The Toronto Star today reported what they claim is the inside scoop on the McGuinty's government's plans for funding transit with the gas tax.

The government is about to announce their plan tomorrow. If the Star is right, here are some facts:

  • As they said back in May, the first cent-per-litre will come effective October 1 of this year, 1.5 cents from Oct 1, 2005-2006, and 2 cents per litre from Oct 1, 2006 onward.
  • The formula for distributing the money has been set as 70% based on transit ridership and 30% based on population.
  • The result over the three years (Oct 1, 2004-07) will be $680-million overall, of which slightly more than half comes to the TTC.
  • The TTC will get $81.5-million for Oct 1 2004-05, $111.3-million for the subsequent year, and $162.5-million for the third year.

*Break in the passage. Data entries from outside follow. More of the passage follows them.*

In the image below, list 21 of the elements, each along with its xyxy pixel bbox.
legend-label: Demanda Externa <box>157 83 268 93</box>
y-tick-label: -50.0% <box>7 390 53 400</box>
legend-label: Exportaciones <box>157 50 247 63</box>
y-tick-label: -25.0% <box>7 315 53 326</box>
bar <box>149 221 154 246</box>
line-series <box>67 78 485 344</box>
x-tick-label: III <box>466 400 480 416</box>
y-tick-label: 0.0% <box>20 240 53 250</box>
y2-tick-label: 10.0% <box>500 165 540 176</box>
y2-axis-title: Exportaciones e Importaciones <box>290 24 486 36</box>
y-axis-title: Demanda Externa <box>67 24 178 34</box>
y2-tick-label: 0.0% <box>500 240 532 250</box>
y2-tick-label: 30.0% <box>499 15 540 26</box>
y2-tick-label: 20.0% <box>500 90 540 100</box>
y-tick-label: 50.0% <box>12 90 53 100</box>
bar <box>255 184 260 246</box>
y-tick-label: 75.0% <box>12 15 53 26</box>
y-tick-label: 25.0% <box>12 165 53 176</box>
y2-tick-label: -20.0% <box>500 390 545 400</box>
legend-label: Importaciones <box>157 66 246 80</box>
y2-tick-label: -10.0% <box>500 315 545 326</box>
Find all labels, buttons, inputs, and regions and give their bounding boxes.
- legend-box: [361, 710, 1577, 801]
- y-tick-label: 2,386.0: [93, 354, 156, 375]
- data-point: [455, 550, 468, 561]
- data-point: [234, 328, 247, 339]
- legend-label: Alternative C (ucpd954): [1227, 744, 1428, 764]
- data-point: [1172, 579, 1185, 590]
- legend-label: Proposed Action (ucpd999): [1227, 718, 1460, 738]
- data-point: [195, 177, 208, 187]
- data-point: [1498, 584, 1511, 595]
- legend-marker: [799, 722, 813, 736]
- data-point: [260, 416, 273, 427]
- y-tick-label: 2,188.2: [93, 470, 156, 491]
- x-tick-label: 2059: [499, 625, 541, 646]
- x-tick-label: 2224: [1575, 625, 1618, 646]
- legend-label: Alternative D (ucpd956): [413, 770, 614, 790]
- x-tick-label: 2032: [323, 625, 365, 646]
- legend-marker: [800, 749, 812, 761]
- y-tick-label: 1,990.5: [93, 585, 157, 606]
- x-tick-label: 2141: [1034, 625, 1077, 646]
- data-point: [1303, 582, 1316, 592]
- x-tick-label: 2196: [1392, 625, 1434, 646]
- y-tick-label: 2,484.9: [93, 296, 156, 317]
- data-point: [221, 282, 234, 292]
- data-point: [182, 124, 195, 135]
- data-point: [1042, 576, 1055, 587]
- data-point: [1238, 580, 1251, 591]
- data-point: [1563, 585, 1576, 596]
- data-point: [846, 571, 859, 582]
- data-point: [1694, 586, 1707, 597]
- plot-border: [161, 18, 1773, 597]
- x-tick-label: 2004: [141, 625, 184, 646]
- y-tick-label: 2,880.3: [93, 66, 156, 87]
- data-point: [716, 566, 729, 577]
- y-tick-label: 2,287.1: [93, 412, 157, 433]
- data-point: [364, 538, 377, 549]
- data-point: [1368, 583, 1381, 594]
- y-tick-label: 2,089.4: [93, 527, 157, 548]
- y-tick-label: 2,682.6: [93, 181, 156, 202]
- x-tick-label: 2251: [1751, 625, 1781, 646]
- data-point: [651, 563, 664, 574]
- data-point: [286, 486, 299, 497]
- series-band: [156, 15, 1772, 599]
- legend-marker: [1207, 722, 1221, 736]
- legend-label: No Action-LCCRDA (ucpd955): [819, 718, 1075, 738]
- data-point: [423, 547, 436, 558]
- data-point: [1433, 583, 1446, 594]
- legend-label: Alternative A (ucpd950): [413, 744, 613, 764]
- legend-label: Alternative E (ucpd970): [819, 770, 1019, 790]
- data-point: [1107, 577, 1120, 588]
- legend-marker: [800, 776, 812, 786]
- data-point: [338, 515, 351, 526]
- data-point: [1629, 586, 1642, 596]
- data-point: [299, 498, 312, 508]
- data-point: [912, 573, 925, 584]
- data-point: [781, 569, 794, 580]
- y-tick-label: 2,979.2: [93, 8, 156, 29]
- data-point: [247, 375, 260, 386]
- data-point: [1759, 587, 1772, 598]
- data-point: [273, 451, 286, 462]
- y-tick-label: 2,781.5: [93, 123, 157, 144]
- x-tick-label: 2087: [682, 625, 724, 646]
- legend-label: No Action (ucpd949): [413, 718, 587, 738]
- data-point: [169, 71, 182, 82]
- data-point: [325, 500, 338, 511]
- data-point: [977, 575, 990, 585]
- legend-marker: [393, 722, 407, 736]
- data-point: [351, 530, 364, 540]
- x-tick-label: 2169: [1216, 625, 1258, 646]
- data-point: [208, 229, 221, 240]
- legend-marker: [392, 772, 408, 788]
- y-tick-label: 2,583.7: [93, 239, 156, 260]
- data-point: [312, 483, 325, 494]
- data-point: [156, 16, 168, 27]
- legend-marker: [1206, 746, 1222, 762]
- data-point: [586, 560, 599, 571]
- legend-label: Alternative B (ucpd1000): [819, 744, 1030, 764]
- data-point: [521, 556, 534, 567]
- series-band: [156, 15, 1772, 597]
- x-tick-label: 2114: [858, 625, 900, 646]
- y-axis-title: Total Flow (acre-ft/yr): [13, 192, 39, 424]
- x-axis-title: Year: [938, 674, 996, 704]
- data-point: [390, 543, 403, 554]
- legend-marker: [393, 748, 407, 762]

Overall, I can't complain, so long as this is all new money and not a replacement for any other previously-made commitments. It sounds like a promise kept.

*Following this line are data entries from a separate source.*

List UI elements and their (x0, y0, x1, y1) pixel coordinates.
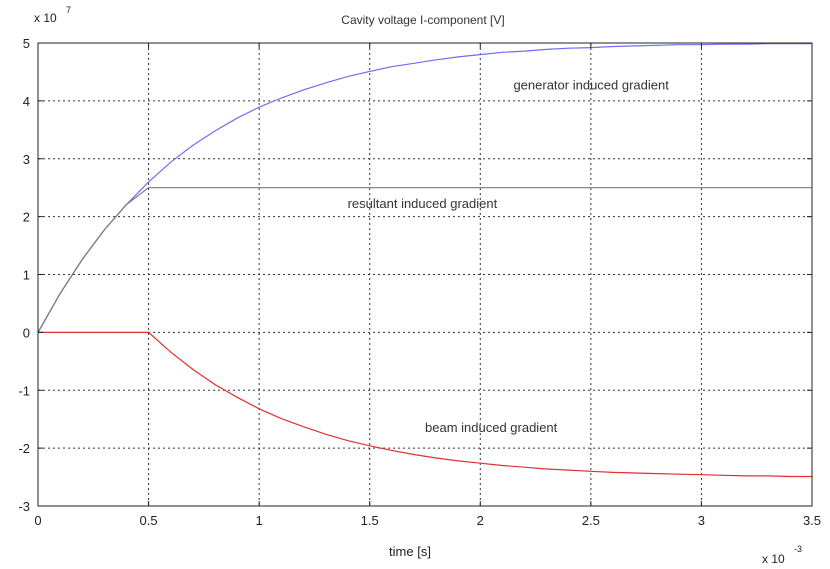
annotation-1: generator induced gradient (513, 77, 669, 92)
x-tick-label: 3.5 (803, 513, 821, 528)
y-multiplier-exponent: 7 (66, 5, 71, 15)
y-tick-label: -1 (18, 383, 30, 398)
x-tick-label: 1 (256, 513, 263, 528)
x-tick-label: 0 (34, 513, 41, 528)
y-tick-label: 0 (23, 325, 30, 340)
annotation-3: beam induced gradient (425, 420, 558, 435)
x-tick-label: 2.5 (582, 513, 600, 528)
grid (38, 43, 812, 506)
y-tick-group: -3 -2 -1 0 1 2 3 4 5 (18, 36, 812, 514)
y-tick-label: 1 (23, 268, 30, 283)
y-multiplier-base: x 10 (34, 11, 57, 25)
x-tick-label: 2 (477, 513, 484, 528)
x-axis-label: time [s] (389, 544, 431, 559)
x-multiplier-base: x 10 (762, 552, 785, 566)
x-tick-label: 0.5 (140, 513, 158, 528)
annotation-2: resultant induced gradient (348, 196, 498, 211)
series-group (37, 42, 812, 478)
series-line-3 (38, 331, 812, 478)
y-tick-label: 4 (23, 94, 30, 109)
x-tick-group: 0 0.5 1 1.5 2 2.5 3 3.5 (34, 43, 821, 528)
x-tick-label: 1.5 (361, 513, 379, 528)
chart-title: Cavity voltage I-component [V] (341, 13, 504, 27)
y-tick-label: -3 (18, 499, 30, 514)
y-tick-label: 5 (23, 36, 30, 51)
x-multiplier-exponent: -3 (794, 544, 802, 554)
annotation-group: generator induced gradient resultant indu… (348, 77, 670, 435)
y-tick-label: -2 (18, 441, 30, 456)
series-line-2 (37, 187, 812, 333)
y-tick-label: 3 (23, 152, 30, 167)
series-line-1 (37, 42, 812, 333)
x-tick-label: 3 (698, 513, 705, 528)
y-tick-label: 2 (23, 210, 30, 225)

Here's an interesting part of the article:

The money will fund 78 transit systems in 105 communities around the province, but municipal councils must agree to use the money on transit, and to focus on luring more users by boosting service and efficiency.

Local councils in each community have to vote to accept the gas tax and spend it on improving transit -- they cannot divert existing transit money to other projects such as road construction.

Another Star article talks about some of the projects that might move forward in Toronto -- although the first priority remains the maintenance deficit. Despite big talk about subway building, The Ridership Growth Strategy is the likely focus for the coming years. At least now it looks affordable.